Malgré la volonté de la BCE de rassurer les investisseurs, les marchés n’ont pas acheté son opération vérité sur les banques. Un test de résistance public de banques ne peut être qu’un exercice de communication, qui ne saurait tromper des professionnels avertis sachant de quoi il retourne. Pour résumer le scepticisme vis-à-vis des banques européennes cotées, il suffit de rappeler que leur valeur boursière a baissé depuis 2007 de plus de 70%, et qu’elle reste inférieure à leur actif net comptable (dépréciations d’actifs et/ou provisions pour risques insuffisantes aux yeux des marchés). Ajoutons que le ratio des fonds propres comptables au regard des actifs au bilan, non pondérés des risques, ressort à 8% pour les banques américaines, 4% pour les banques européennes, 3% pour les banques françaises, et 2% pour la Deutsche Bank.

Faute de réformes structurelles suffisantes de la part des Etats, la zone euro n’a plus aujourd’hui les moyens de contrer une grave crise financière, avec des marges de manœuvre monétaires et budgétaires qui ne cessent de se réduire. Le contexte macro économique d’atonie européenne, confinant au marasme, et le risque réglementaire du secteur (conséquences financières des litiges et nécessité d’abandonner des pratiques rémunératrices mais douteuses), ont achevé de dissuader les marchés, en dépit des conditions de refinancement extrêmement favorables faites aux banques par la BCE.

Pour autant, il faut faire crédit à la BCE, seule institution fédérale dans une zone qui ne l’est pas, du sérieux de son opération de revue préalable de la qualité des actifs bancaires, qui lui permet de disposer d’une base de données homogènes et d’une modélisation des principales banques européennes, utiles en termes de prévention des risques et en cas de défaillance d’un établissement. Ce travail fouillé a déjà eu des effets vertueux en conduisant les banques les plus fragiles à reconnaître leurs pertes sur les produits toxiques dérivés et sur leurs portefeuilles de crédits. La BCE a ainsi requalifié 136 Md€ de prêts en créances douteuses, soit 18% de plus que ce que les établissements reconnaissaient au 31 décembre 2013. Les stress tests ont également confirmé la fragilité du système bancaire italien, avec des établissements qui vont devoir changer de propriétaires. Certaines banques coopératives et régionales allemandes sont désormais sous surveillance et il est clair que des établissements, notamment en Grèce et à Chypre, devront faire appel à de l’argent public.

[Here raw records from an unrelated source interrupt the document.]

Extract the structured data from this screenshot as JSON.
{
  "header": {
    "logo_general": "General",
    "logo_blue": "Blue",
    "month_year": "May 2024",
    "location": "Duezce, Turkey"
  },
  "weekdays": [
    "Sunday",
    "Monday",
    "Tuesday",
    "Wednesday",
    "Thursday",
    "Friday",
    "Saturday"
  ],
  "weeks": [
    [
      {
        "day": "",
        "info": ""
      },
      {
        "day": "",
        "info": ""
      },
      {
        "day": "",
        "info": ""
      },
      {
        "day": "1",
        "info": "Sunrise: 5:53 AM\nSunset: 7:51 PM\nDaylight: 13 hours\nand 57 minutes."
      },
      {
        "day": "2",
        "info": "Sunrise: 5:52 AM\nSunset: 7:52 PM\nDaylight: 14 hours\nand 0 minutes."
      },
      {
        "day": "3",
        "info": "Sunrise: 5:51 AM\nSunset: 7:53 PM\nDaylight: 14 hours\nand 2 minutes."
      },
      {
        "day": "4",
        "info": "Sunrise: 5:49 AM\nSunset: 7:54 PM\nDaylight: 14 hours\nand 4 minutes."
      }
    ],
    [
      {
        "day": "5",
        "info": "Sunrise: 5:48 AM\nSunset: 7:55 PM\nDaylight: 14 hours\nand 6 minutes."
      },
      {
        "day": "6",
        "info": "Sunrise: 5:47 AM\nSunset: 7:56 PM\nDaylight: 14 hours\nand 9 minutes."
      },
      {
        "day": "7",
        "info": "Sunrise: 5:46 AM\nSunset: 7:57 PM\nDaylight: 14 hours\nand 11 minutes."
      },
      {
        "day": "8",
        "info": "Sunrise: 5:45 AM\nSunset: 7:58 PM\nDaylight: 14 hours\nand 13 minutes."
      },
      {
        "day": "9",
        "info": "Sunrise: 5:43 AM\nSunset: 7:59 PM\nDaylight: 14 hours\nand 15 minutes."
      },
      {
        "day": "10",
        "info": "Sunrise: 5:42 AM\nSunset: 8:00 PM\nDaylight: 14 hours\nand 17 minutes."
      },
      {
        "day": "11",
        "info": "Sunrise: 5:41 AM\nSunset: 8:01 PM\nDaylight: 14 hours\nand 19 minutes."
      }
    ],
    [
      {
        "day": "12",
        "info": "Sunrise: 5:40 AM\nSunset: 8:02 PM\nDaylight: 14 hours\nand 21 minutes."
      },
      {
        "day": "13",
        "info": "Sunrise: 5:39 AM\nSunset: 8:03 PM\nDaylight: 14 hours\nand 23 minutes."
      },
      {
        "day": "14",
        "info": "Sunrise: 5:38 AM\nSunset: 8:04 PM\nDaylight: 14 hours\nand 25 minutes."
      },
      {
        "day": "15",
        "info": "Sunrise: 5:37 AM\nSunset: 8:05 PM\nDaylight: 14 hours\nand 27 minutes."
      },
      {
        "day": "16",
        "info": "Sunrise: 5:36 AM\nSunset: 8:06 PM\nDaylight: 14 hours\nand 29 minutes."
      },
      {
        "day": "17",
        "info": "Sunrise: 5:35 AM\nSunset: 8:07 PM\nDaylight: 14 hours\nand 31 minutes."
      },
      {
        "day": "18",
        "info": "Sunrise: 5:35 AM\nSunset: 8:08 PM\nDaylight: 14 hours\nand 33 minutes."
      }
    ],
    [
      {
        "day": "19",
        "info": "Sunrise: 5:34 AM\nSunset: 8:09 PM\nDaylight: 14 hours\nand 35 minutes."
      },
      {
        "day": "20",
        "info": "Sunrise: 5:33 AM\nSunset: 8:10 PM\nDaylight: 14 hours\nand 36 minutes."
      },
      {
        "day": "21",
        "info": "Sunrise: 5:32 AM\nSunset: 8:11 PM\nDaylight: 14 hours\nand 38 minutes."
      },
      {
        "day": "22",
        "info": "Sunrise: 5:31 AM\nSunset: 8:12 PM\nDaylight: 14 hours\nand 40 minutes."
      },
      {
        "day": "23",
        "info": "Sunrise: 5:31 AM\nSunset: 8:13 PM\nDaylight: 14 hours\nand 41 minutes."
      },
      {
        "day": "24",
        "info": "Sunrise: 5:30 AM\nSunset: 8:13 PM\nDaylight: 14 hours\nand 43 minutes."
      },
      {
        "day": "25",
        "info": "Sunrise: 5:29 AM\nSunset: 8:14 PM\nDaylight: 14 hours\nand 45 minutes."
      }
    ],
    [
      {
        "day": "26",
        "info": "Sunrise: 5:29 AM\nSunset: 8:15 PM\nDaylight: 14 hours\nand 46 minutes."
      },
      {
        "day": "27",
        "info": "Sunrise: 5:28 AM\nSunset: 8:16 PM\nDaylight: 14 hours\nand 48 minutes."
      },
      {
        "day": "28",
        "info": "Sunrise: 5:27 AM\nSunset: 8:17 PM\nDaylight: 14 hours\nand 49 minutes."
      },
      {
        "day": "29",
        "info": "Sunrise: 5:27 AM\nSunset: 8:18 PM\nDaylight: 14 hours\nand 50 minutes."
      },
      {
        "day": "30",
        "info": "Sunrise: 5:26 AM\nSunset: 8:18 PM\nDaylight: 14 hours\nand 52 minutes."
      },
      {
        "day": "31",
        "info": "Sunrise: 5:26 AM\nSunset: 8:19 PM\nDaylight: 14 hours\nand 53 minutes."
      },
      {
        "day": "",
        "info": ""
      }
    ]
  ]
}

Cela dit, le montant total de 24,5 Md€ de recapitalisations demandé par la BCE, dont 15 milliards ont été réalisées fin octobre 2014, n’est pas à la hauteur des enjeux. La conjoncture s’aggrave au delà des postulats retenus et nous sommes passé à côté de sujets sensibles comme le risque de déflation, de défaut d’un Etat ou d’une banque systémique.

Les normes Bâle III ne sont elles-mêmes pas exemptes de critiques. Est-il logique qu’une banque doive mettre 28% de fonds propres en face du risque, dans le calcul des actifs pondérés, lorsqu’elle acquiert des obligations Nestlé et zéro lorsqu’elle achète des emprunts souverains ? A l’évidence, le régulateur prudentiel favorise une politique de répression financière, consistant à acheminer les liquidités vers les Etats pour réduire le coût de leur endettement, plutôt que vers le risque, à la base de la croissance dont l’Europe a pourtant bien besoin.

Les stress tests de la BCE doivent être regardés comme le point de départ de l’Union bancaire, première véritable initiative fédérale européenne. Certes, il reste beaucoup à faire sur la voie de l’assainissement (séparation des métiers de banque de marché qui ne devraient avoir accès ni aux dépôts bancaires ni aux guichets de la BCE, diminution de la concentration du secteur, des en-cours de produits dérivés, de l’endettement des établissements, mise en place de sanctions pénales pour les dirigeants qui ont failli et forte augmentation de la part des fonds propres des établissements systémiques). Le système bancaire européen semble être sur la bonne voie, même s’il ne faut pas se cacher que le chemin du processus de surveillance et de gestion des faillites éventuelles sera long et semé d’embûches. Seul l’aboutissement de l’Union bancaire, étape majeure vers un fédéralisme européen, permettra de rétablir la confiance dans le système bancaire, indispensable pour relancer durablement la croissance.